Steve told the OPP inspector that after returning from the highway he li
ngered at the bridge for “about five minutes” and that on his way back “I waved at Arnold George” at the river. (According to OPP Constable Hobbs, on Thursday Steve had said he had waved to Butch “on the way down with Lynne,” not on the way back.)
Graham asked Steve about his relationship with Lynne. “Are you interested in girls?” he asked.
“Some,” Steve answered.
“Were you ever out with her?”
“No,” Steve is recorded as saying. “There was no one interested in her.… None of them liked her too much. Sort of bossy in school.… She didn’t appeal to boys.”
Steve’s statement contained only a few errors of fact. Steve recounted some of the erroneous gossip he had heard in the previous days, telling the police that “quite a few kids around school” said an adult named Audrey Jackson had spotted Lynne on the base Tuesday evening around 8:30 p.m. (In fact, she spotted her about two hours earlier.)
Steve also said he saw four boys at the river: Butch, Dougie Oates, Gerry Durnin and Gary Gilks. Gary Gilks was not at the river that evening, but his brother Darrell was. The day before, Steve had told police specifically it was Darrell, not Gary, whom he saw by the river. In the typed version of Steve’s statement to Graham, the first names of the boys are in parentheses, possibly because the police added them later. It is conceivable Steve named Darrell, not Gary, and the OPP got the names confused. Steve, however, was definitely wrong about one of the boys, as Gerry Durnin was not at the swimming hole on Tuesday.

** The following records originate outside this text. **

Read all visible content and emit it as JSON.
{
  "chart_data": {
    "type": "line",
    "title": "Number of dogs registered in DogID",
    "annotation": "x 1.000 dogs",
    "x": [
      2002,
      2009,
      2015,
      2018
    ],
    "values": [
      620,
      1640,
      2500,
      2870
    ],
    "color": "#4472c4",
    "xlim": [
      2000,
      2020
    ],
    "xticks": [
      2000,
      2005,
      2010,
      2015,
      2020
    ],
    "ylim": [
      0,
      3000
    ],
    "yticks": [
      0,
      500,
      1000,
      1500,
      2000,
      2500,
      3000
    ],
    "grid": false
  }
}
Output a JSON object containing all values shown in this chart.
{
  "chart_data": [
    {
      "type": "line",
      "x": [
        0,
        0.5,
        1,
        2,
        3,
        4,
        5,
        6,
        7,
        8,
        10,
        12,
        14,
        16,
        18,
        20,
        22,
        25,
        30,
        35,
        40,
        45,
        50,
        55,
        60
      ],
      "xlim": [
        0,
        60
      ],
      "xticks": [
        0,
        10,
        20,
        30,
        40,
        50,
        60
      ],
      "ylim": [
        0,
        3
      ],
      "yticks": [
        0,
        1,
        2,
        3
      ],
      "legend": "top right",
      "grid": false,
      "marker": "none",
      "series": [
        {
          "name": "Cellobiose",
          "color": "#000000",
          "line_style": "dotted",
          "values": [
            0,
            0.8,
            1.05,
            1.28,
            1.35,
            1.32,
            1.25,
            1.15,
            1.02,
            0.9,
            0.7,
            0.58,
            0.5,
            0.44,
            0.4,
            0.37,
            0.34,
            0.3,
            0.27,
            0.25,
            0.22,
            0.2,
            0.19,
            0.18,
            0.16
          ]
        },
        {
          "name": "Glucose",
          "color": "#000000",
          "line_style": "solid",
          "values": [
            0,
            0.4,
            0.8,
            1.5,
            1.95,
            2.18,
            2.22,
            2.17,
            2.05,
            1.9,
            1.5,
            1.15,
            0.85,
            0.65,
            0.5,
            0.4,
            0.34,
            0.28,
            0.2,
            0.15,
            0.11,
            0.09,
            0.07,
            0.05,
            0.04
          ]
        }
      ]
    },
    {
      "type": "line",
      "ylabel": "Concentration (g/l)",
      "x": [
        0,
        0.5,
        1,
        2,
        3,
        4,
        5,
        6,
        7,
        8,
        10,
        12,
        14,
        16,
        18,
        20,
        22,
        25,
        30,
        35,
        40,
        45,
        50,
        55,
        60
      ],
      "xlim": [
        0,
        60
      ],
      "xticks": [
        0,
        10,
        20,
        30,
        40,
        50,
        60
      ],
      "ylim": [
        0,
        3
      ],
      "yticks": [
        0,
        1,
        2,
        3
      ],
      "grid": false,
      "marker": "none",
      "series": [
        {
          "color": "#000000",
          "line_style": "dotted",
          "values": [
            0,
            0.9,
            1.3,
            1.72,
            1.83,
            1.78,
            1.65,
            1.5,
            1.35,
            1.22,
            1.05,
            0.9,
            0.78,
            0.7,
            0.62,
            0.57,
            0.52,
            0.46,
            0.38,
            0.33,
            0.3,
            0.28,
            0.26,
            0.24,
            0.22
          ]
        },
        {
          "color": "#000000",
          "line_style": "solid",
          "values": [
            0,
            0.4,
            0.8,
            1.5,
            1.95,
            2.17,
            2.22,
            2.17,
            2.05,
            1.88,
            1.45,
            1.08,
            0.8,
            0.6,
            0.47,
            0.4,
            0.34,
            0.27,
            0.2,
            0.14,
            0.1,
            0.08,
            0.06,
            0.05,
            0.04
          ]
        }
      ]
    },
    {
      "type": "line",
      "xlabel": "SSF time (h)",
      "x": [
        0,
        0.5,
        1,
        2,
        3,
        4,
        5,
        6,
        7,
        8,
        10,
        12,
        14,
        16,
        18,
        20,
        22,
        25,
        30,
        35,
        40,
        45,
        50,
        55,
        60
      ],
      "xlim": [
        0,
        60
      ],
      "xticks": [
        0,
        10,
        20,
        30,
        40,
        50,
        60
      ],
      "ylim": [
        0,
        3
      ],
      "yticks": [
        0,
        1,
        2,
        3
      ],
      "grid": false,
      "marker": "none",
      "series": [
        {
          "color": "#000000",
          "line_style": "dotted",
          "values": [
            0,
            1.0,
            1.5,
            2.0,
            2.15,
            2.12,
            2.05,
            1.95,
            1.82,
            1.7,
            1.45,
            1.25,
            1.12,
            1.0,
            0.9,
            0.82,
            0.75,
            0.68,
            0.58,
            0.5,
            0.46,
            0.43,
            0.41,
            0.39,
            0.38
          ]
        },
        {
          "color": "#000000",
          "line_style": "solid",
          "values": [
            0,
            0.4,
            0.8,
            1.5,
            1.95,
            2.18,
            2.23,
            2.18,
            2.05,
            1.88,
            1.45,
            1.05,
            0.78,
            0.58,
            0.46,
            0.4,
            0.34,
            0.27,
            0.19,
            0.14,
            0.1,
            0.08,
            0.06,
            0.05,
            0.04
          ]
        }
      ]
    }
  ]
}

In any case, the police took this matter of the names as another sign of the boy’s fabrications: he was never at the river, so he guessed at some likely names and got two wrong. Steve says if he was in error, it was much more casual than calculated. “You say, ‘I think I saw so-and-so,’ and it was nothing special—until afterwards,” Steve says. “Then all of a sudden, it becomes more important, and the police say, ‘Well, you told us you saw this person.’ I said ‘I think.’ But according to them, ‘think’ is definite.”